While they may have less flexibility on lease term and could also miss out on the kind of generous landlord-provided allowances for bespoke buildouts that have become common in the market, sublet space in highly rated buildings in amenitized locations can still be found —at least for now.

There are still nearly 100 million square feet of office space available under a sublease in the U.S. More than 60% of this is in buildings rated four and five stars, which, in most markets, are typically considered Class A. However, both the absolute and relative amounts of this Class A sublet availability have peaked, an early indicator that tenants have already begun to turn to sublet space to meet their occupancy needs.

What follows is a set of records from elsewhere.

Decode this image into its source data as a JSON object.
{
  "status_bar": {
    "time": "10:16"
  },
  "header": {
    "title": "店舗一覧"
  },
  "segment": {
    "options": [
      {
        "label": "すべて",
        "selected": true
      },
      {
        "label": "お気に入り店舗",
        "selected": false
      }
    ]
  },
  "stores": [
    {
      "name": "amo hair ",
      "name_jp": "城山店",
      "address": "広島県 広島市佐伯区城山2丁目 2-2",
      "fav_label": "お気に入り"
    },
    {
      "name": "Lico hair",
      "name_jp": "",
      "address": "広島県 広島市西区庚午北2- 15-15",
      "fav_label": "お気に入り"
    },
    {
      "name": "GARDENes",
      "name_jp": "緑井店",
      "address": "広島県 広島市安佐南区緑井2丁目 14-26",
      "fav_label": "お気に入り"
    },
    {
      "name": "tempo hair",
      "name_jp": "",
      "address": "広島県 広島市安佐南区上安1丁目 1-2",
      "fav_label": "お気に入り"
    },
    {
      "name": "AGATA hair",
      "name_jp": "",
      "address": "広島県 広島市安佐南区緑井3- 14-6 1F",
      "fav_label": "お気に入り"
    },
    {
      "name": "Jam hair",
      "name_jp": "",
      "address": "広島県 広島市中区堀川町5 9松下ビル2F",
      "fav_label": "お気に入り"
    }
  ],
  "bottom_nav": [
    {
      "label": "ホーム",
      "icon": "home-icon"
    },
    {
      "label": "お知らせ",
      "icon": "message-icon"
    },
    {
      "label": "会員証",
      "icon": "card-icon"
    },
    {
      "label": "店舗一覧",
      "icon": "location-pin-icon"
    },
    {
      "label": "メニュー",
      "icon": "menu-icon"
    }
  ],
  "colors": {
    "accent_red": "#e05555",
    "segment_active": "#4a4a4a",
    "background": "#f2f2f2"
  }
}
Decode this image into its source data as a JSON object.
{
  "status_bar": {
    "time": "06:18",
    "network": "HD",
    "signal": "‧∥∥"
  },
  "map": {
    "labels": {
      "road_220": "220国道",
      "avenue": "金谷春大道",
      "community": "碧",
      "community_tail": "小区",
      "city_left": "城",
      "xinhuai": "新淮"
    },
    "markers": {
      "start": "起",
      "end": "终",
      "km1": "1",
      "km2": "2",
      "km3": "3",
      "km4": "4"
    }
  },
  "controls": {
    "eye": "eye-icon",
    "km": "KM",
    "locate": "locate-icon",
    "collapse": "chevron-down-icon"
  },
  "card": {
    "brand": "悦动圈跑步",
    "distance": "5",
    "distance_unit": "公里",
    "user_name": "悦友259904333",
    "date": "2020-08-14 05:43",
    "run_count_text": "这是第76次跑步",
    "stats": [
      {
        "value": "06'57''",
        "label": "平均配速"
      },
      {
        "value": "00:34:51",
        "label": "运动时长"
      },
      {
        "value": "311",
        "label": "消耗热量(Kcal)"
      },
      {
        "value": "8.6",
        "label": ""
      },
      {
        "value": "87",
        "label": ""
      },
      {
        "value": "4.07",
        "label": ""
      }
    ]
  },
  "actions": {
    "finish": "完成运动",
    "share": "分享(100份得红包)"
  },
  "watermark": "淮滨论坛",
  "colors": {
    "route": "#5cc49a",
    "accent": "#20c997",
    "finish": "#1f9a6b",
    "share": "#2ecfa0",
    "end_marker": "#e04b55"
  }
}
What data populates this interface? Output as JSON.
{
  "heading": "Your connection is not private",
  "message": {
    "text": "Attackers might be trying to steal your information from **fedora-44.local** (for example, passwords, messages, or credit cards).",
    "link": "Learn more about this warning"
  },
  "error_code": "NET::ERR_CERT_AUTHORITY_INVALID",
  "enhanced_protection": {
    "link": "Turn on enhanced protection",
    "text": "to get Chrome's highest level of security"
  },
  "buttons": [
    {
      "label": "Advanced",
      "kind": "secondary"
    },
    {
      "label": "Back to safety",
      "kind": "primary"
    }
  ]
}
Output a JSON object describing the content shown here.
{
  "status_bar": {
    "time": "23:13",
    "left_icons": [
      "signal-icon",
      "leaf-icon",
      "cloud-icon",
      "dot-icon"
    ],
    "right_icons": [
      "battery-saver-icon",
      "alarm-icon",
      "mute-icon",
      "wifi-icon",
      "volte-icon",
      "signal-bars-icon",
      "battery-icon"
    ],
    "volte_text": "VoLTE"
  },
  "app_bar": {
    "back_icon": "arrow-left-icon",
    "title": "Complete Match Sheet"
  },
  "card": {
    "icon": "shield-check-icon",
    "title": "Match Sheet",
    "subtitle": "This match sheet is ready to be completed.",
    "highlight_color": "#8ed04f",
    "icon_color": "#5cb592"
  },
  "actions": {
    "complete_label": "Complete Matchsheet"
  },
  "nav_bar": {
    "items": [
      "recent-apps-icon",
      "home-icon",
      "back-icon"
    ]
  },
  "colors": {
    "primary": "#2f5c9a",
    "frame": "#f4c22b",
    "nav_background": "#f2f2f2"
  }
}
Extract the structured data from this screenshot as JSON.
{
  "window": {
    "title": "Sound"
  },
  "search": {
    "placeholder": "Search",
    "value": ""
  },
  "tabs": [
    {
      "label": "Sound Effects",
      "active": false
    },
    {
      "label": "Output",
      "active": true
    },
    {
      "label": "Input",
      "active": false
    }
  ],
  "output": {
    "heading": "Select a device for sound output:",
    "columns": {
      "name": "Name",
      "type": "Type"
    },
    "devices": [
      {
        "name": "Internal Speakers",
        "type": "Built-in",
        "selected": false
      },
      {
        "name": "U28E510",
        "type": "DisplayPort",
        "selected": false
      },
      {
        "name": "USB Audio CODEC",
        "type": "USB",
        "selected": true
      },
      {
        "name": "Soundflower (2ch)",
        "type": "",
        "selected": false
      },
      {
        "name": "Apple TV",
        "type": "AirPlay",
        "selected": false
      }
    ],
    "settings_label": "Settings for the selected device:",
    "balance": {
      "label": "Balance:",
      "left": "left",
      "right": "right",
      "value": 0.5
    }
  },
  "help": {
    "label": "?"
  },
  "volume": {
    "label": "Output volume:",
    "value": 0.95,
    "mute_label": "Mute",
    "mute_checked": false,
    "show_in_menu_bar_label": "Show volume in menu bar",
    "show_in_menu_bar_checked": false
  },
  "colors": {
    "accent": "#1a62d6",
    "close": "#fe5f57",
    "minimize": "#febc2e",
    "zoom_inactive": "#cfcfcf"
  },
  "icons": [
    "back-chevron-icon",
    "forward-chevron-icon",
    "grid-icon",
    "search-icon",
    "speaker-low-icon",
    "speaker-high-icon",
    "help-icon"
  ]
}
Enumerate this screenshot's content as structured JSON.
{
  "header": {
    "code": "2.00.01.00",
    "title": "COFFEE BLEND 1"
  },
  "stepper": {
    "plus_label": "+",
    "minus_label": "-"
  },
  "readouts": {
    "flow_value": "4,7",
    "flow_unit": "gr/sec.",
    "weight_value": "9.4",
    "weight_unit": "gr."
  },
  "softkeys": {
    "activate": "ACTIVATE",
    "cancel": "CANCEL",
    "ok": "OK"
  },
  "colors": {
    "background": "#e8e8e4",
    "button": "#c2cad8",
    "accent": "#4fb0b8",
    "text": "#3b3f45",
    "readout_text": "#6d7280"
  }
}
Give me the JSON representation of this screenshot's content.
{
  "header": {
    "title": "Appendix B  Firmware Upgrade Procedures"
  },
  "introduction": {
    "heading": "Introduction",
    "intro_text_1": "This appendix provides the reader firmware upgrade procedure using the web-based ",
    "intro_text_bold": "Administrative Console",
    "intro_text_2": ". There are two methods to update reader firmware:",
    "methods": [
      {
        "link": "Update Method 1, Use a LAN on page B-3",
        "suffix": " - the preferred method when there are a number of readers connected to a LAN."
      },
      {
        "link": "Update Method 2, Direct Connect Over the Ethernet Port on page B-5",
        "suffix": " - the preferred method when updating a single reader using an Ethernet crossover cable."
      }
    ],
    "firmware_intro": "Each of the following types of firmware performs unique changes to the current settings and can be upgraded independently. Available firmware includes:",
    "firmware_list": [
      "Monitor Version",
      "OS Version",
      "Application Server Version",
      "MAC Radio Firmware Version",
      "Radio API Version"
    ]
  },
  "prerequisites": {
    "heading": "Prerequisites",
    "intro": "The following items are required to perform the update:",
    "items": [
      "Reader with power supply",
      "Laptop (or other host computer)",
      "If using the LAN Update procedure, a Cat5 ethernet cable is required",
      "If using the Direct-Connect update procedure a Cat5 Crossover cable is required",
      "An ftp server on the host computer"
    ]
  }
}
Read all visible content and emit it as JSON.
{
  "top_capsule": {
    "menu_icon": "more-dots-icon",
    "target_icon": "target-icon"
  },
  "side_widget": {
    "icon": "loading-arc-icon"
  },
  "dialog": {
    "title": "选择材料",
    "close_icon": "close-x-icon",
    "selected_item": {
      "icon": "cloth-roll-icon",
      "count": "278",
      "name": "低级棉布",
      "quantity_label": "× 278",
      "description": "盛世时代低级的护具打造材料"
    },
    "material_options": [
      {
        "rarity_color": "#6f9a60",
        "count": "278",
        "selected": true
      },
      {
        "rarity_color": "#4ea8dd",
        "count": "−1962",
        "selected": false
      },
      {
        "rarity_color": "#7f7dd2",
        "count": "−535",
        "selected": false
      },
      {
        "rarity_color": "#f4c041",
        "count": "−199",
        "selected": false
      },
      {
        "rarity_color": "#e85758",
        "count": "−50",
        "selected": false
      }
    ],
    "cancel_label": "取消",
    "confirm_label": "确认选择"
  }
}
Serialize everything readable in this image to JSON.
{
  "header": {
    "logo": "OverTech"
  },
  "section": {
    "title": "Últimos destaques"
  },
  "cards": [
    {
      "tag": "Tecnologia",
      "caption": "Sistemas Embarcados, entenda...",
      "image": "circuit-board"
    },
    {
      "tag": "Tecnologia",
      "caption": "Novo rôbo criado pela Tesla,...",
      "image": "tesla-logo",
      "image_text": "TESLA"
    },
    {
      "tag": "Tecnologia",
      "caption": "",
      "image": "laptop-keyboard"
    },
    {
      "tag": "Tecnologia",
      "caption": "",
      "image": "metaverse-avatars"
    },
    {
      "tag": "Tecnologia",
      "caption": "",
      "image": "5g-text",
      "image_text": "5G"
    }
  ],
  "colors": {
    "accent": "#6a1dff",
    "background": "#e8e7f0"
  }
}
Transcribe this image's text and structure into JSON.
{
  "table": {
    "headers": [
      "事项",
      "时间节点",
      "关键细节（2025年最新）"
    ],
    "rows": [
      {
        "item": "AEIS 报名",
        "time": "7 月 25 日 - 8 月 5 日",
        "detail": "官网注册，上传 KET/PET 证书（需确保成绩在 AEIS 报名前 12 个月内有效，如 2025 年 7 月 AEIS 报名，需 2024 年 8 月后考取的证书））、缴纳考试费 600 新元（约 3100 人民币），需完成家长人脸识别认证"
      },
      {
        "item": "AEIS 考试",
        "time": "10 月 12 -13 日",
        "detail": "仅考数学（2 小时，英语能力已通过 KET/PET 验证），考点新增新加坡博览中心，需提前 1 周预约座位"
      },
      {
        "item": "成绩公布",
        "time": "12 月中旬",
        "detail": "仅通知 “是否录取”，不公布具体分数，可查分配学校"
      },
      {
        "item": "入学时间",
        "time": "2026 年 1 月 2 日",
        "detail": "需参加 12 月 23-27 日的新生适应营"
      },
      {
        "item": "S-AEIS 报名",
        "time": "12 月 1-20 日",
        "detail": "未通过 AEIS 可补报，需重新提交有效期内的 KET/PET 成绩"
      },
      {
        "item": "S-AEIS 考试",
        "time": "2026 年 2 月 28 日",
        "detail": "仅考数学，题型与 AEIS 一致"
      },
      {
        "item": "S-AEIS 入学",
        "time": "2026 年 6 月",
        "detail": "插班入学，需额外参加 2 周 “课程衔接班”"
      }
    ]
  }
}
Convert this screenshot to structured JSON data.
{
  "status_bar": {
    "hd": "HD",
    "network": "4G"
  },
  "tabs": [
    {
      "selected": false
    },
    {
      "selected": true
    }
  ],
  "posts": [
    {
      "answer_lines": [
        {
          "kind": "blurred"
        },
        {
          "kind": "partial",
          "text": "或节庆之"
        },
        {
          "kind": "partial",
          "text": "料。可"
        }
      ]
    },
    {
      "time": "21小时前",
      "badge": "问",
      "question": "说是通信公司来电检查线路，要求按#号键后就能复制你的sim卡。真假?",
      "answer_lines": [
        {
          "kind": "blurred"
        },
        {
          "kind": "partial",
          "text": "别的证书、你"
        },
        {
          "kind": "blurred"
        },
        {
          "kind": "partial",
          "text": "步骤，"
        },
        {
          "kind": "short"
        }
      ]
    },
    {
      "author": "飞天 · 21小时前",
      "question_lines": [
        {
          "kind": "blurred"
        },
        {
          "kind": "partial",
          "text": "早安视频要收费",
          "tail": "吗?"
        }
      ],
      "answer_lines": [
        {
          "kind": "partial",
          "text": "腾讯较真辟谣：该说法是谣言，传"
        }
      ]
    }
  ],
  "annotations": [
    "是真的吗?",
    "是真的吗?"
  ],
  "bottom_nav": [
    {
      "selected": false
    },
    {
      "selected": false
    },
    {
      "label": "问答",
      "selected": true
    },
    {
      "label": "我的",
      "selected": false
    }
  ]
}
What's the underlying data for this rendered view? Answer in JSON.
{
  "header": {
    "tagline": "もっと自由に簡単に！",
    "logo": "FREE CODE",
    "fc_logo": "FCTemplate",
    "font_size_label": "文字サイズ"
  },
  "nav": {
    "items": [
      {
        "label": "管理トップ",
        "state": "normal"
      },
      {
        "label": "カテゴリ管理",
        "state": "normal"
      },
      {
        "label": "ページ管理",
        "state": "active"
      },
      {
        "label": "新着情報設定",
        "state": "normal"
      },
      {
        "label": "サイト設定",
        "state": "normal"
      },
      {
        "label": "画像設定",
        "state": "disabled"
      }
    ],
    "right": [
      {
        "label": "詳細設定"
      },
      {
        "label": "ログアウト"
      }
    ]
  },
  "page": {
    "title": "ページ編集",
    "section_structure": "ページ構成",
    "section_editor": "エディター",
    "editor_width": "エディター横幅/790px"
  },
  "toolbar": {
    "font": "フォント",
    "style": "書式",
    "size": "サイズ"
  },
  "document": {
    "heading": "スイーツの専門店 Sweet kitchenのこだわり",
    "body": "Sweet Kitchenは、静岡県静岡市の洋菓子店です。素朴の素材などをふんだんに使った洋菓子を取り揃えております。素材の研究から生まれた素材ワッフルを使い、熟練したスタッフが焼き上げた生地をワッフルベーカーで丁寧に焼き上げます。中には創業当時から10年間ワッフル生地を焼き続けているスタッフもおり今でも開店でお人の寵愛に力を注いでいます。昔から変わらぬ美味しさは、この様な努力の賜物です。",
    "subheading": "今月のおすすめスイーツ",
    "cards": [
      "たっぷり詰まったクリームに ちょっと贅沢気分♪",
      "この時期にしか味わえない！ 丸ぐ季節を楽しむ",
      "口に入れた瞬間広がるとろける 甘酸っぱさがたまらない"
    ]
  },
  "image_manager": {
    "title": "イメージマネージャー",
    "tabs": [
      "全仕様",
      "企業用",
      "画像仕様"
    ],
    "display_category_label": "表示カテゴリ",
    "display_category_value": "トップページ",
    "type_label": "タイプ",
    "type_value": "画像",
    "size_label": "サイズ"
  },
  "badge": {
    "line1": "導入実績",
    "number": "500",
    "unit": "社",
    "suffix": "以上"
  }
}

This increasing consideration for sublet space could have several implications for the office market in 2026. For landlords still trying to fill unleased space, it may mean greater competition from sublet offerings, pressuring their ability to hold rents high. For tenants, a willingness to accept sublet space could mean they do not have to sacrifice either building quality or prime location.

Of course, there are reasons why sublet leasing activity may not pick up. If job growth slows further, overall office demand is likely to lessen as well. Some tenants may then abandon expansion plans, or even opt to vacate space, increasing both direct and sublet availability.

Many landlords, too, could decide to work with existing tenants who have sublet listings in their buildings, offering to cancel the remaining term and essentially take over the listings, marketing them directly.

If the base case holds, however, the likelihood is that sublet space will become a more attractive option for office tenants in 2026 than it has been for several years.